Frequently and erroneously referred to as a water buffalo (an Asian species), the Cape, or African, buffalo is a distinctive, highly social ox-like animal that lives as part of a herd. It prefers well-watered savannah, though also occurs in forested areas. Common and widespread in sub-Saharan Africa, in Namibia it is limited to the Caprivi Strip, largely by the absence of sufficient water in the rest of the country.
Giraffe -Giraffa camelopardis Shoulder height 250–350cm. Weight 1,000–1,400kg.
The world's tallest and longest-necked land animal, a fully grown giraffe can measure up to 5.5m high. Quite unmistakable, the giraffe lives in loosely structured herds of up to 15 head, though herd members often disperse and then they are seen singly or in smaller groups.
Formerly distributed throughout East and southern Africa, these great browsers are found in the north of Namibia, from northern Damaraland and the Skeleton Coast, to the Caprivi Strip. Etosha National Park has a thriving population, many of which are very relaxed with cars and allow visitors in vehicles to approach very closely.
Common zebra -Equus burchelli Shoulder height 130cm. Weight 300–340kg.
Also known as Burchell's or plains zebra, this attractive striped horse is common and widespread throughout most of East and southern Africa, where it is often seen in large herds alongside wildebeest. It is common in most conservation areas from northern South Africa, Namibia and Botswana all the way up to the southeast of Ethiopia. Southern races, including those in Namibia, have paler brownish 'shadow stripes' between the bold black stripes that are present in all races.
Hartmann's mountain zebra -Equus grevyi hartmannae
The Hartmann's mountain zebra is confined to Namibia's western escarpment and the plains nearby.

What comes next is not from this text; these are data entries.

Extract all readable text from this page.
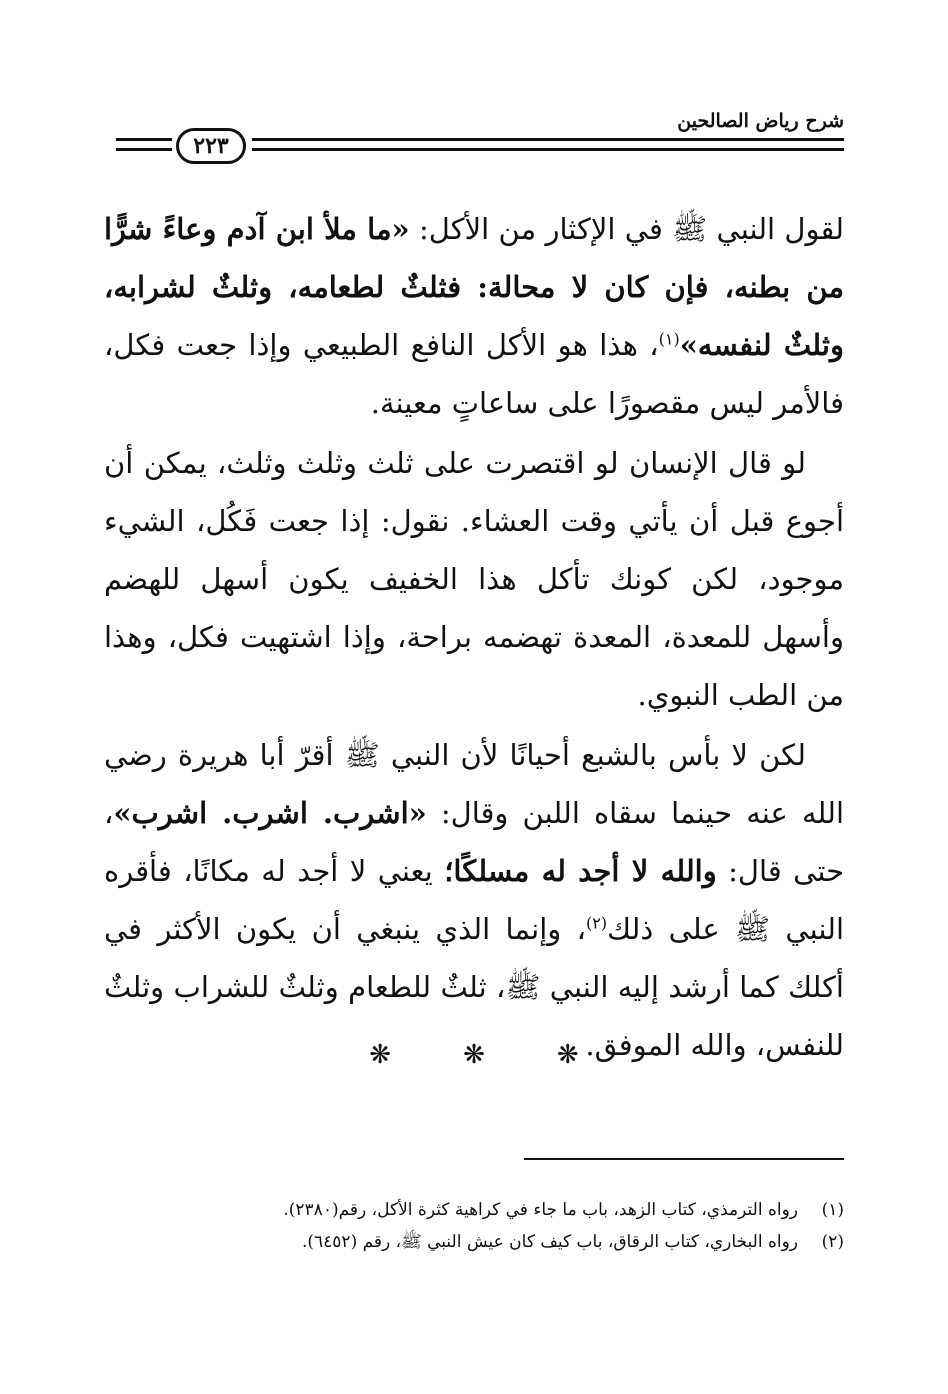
شرح رياض الصالحين
٢٢٣

لقول النبي ﷺ في الإكثار من الأكل: «ما ملأ ابن آدم وعاءً شرًّا من بطنه، فإن كان لا محالة: فثلثٌ لطعامه، وثلثٌ لشرابه، وثلثٌ لنفسه»$^{(١)}$، هذا هو الأكل النافع الطبيعي وإذا جعت فكل، فالأمر ليس مقصورًا على ساعاتٍ معينة.

لو قال الإنسان لو اقتصرت على ثلث وثلث وثلث، يمكن أن أجوع قبل أن يأتي وقت العشاء. نقول: إذا جعت فَكُل، الشيء موجود، لكن كونك تأكل هذا الخفيف يكون أسهل للهضم وأسهل للمعدة، المعدة تهضمه براحة، وإذا اشتهيت فكل، وهذا من الطب النبوي.

لكن لا بأس بالشبع أحيانًا لأن النبي ﷺ أقرّ أبا هريرة رضي الله عنه حينما سقاه اللبن وقال: «اشرب. اشرب. اشرب»، حتى قال: والله لا أجد له مسلكًا؛ يعني لا أجد له مكانًا، فأقره النبي ﷺ على ذلك$^{(٢)}$، وإنما الذي ينبغي أن يكون الأكثر في أكلك كما أرشد إليه النبي ﷺ، ثلثٌ للطعام وثلثٌ للشراب وثلثٌ للنفس، والله الموفق.

❋	❋	❋
(١)
رواه الترمذي، كتاب الزهد، باب ما جاء في كراهية كثرة الأكل، رقم(٢٣٨٠).
(٢)
رواه البخاري، كتاب الرقاق، باب كيف كان عيش النبي ﷺ، رقم (٦٤٥٢).
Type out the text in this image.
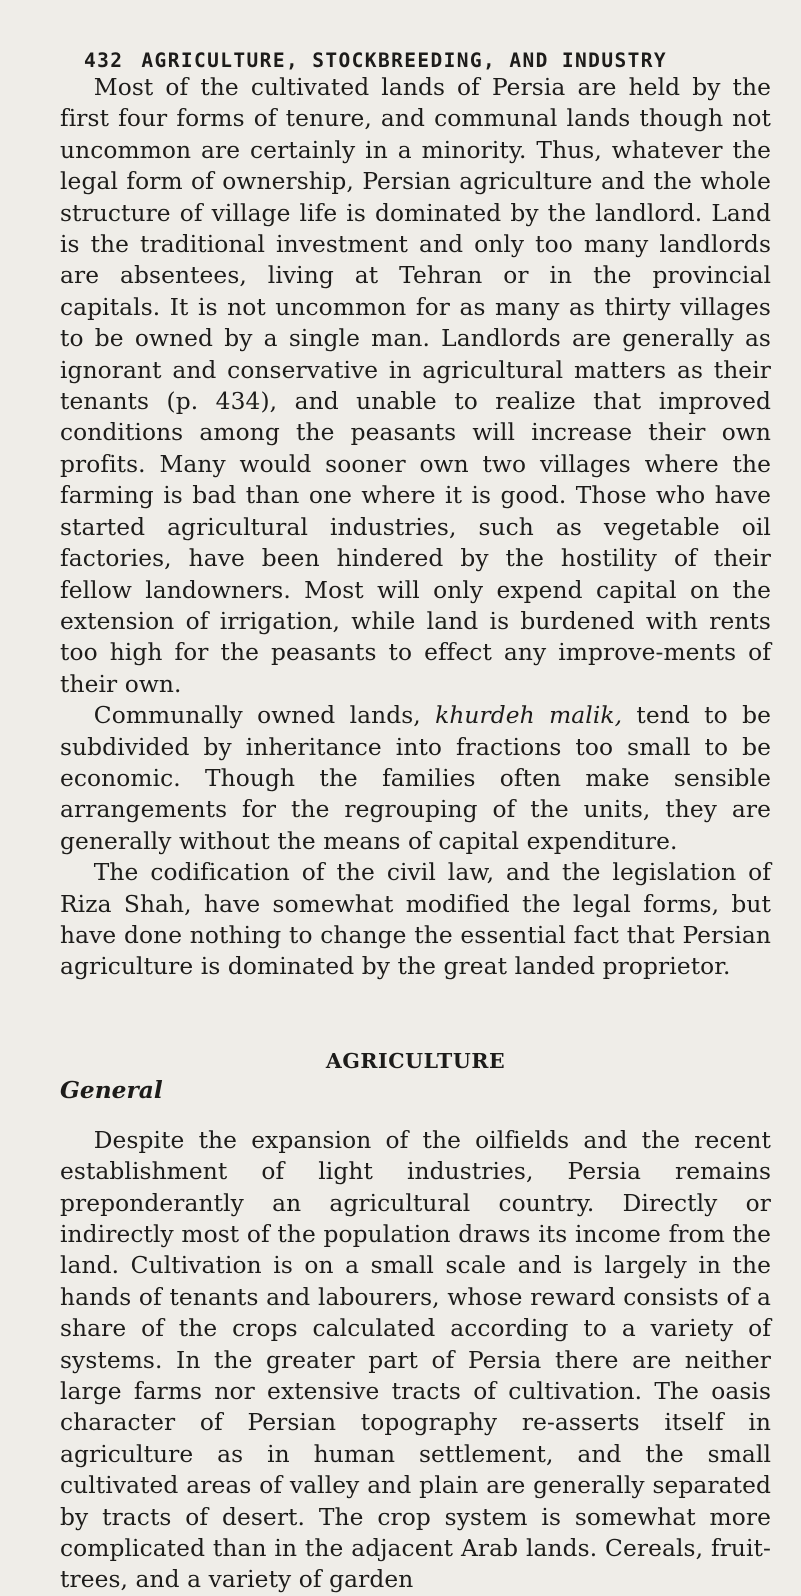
432 AGRICULTURE, STOCKBREEDING, AND INDUSTRY

Most of the cultivated lands of Persia are held by the first four forms of tenure, and communal lands though not uncommon are certainly in a minority. Thus, whatever the legal form of ownership, Persian agriculture and the whole structure of village life is dominated by the landlord. Land is the traditional investment and only too many landlords are absentees, living at Tehran or in the provincial capitals. It is not uncommon for as many as thirty villages to be owned by a single man. Landlords are generally as ignorant and conservative in agricultural matters as their tenants (p. 434), and unable to realize that improved conditions among the peasants will increase their own profits. Many would sooner own two villages where the farming is bad than one where it is good. Those who have started agricultural industries, such as vegetable oil factories, have been hindered by the hostility of their fellow landowners. Most will only expend capital on the extension of irrigation, while land is burdened with rents too high for the peasants to effect any improve-ments of their own.

Communally owned lands, khurdeh malik, tend to be subdivided by inheritance into fractions too small to be economic. Though the families often make sensible arrangements for the regrouping of the units, they are generally without the means of capital expenditure.

The codification of the civil law, and the legislation of Riza Shah, have somewhat modified the legal forms, but have done nothing to change the essential fact that Persian agriculture is dominated by the great landed proprietor.

AGRICULTURE
General

Despite the expansion of the oilfields and the recent establishment of light industries, Persia remains preponderantly an agricultural country. Directly or indirectly most of the population draws its income from the land. Cultivation is on a small scale and is largely in the hands of tenants and labourers, whose reward consists of a share of the crops calculated according to a variety of systems. In the greater part of Persia there are neither large farms nor extensive tracts of cultivation. The oasis character of Persian topography re-asserts itself in agriculture as in human settlement, and the small cultivated areas of valley and plain are generally separated by tracts of desert. The crop system is somewhat more complicated than in the adjacent Arab lands. Cereals, fruit-trees, and a variety of garden
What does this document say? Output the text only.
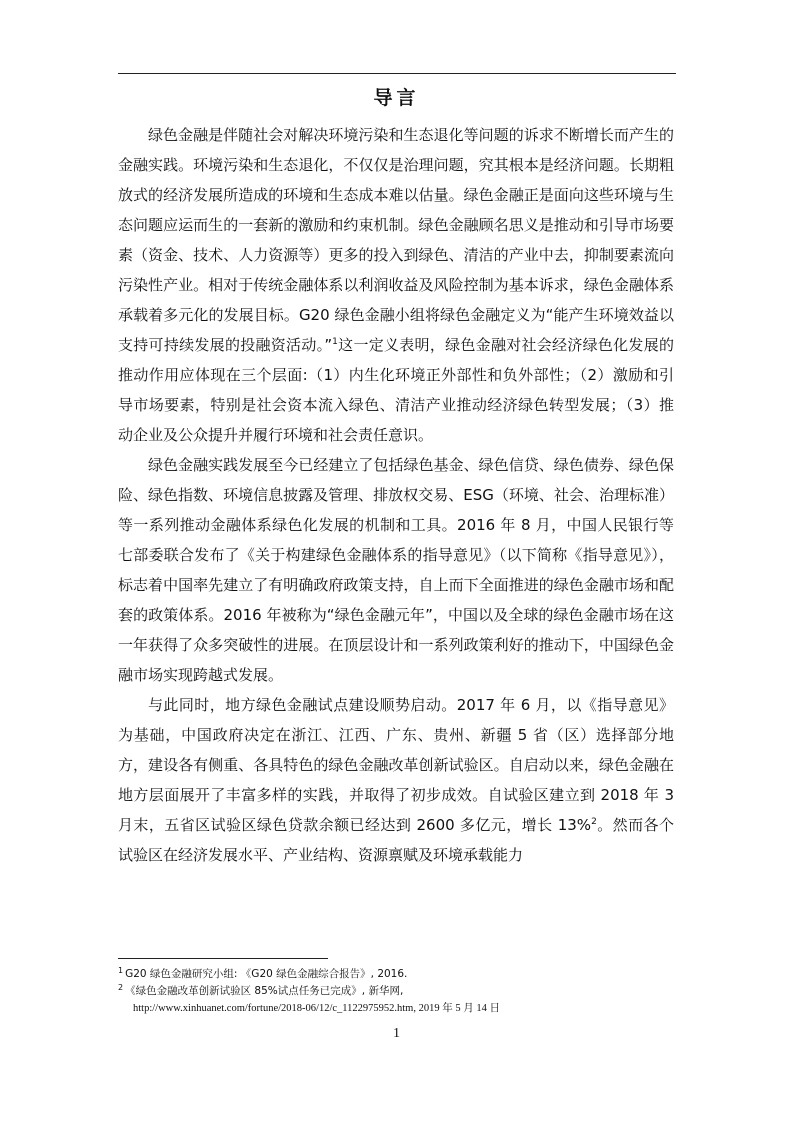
导言

绿色金融是伴随社会对解决环境污染和生态退化等问题的诉求不断增长而产生的金融实践。环境污染和生态退化，不仅仅是治理问题，究其根本是经济问题。长期粗放式的经济发展所造成的环境和生态成本难以估量。绿色金融正是面向这些环境与生态问题应运而生的一套新的激励和约束机制。绿色金融顾名思义是推动和引导市场要素（资金、技术、人力资源等）更多的投入到绿色、清洁的产业中去，抑制要素流向污染性产业。相对于传统金融体系以利润收益及风险控制为基本诉求，绿色金融体系承载着多元化的发展目标。G20 绿色金融小组将绿色金融定义为“能产生环境效益以支持可持续发展的投融资活动。”$^1$这一定义表明，绿色金融对社会经济绿色化发展的推动作用应体现在三个层面:（1）内生化环境正外部性和负外部性；（2）激励和引导市场要素，特别是社会资本流入绿色、清洁产业推动经济绿色转型发展；（3）推动企业及公众提升并履行环境和社会责任意识。

绿色金融实践发展至今已经建立了包括绿色基金、绿色信贷、绿色债券、绿色保险、绿色指数、环境信息披露及管理、排放权交易、ESG（环境、社会、治理标准）等一系列推动金融体系绿色化发展的机制和工具。2016 年 8 月，中国人民银行等七部委联合发布了《关于构建绿色金融体系的指导意见》（以下简称《指导意见》），标志着中国率先建立了有明确政府政策支持，自上而下全面推进的绿色金融市场和配套的政策体系。2016 年被称为“绿色金融元年”，中国以及全球的绿色金融市场在这一年获得了众多突破性的进展。在顶层设计和一系列政策利好的推动下，中国绿色金融市场实现跨越式发展。

与此同时，地方绿色金融试点建设顺势启动。2017 年 6 月，以《指导意见》为基础，中国政府决定在浙江、江西、广东、贵州、新疆 5 省（区）选择部分地方，建设各有侧重、各具特色的绿色金融改革创新试验区。自启动以来，绿色金融在地方层面展开了丰富多样的实践，并取得了初步成效。自试验区建立到 2018 年 3 月末，五省区试验区绿色贷款余额已经达到 2600 多亿元，增长 13%$^2$。然而各个试验区在经济发展水平、产业结构、资源禀赋及环境承载能力

$^1$ G20 绿色金融研究小组: 《G20 绿色金融综合报告》, 2016.

$^2$ 《绿色金融改革创新试验区 85%试点任务已完成》, 新华网,

http://www.xinhuanet.com/fortune/2018-06/12/c_1122975952.htm, 2019 年 5 月 14 日

1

It is very closely related to the Cape mountain zebra which occurs in South Africa. Mountain zebra have a slightly lighter frame than the Burchell's, their underparts are not striped, the striping on their legs extends all the way to their hooves, and they have a dewlap which the Burchell's lack.
They occur from the conservation area around the Fish River Canyon to the Naukluft Mountains, and the Hartmann Valley in the Kaokoveld, and have been introduced on to several private reserves away from the escarpment area.
Warthog -Phacochoreus africanus Shoulder height 60–70cm. Weight up to 100kg.
This widespread and often conspicuously abundant resident of the African savannah is grey in colour with a thin covering of hairs, wart-like bumps on its face, and rather large upward curving tusks. Africa's only diurnal swine, the warthog is often seen in family groups, trotting around with its tail raised stiffly (a diagnostic trait) and a determinedly nonchalant air.
They occur everywhere in Namibia apart from the far south and the western desert areas, although I have often seen them grazing, on bended knee, where the C36 cuts through the Namib-Naukluft National Park.
Bushpig -Potomochoerus larvatus
Bulkier, hairier and more brown, the bushpig is only known to occur in Namibia in the Caprivi Strip. It is very rarely seen due to its nocturnal habits and preference for dense vegetation.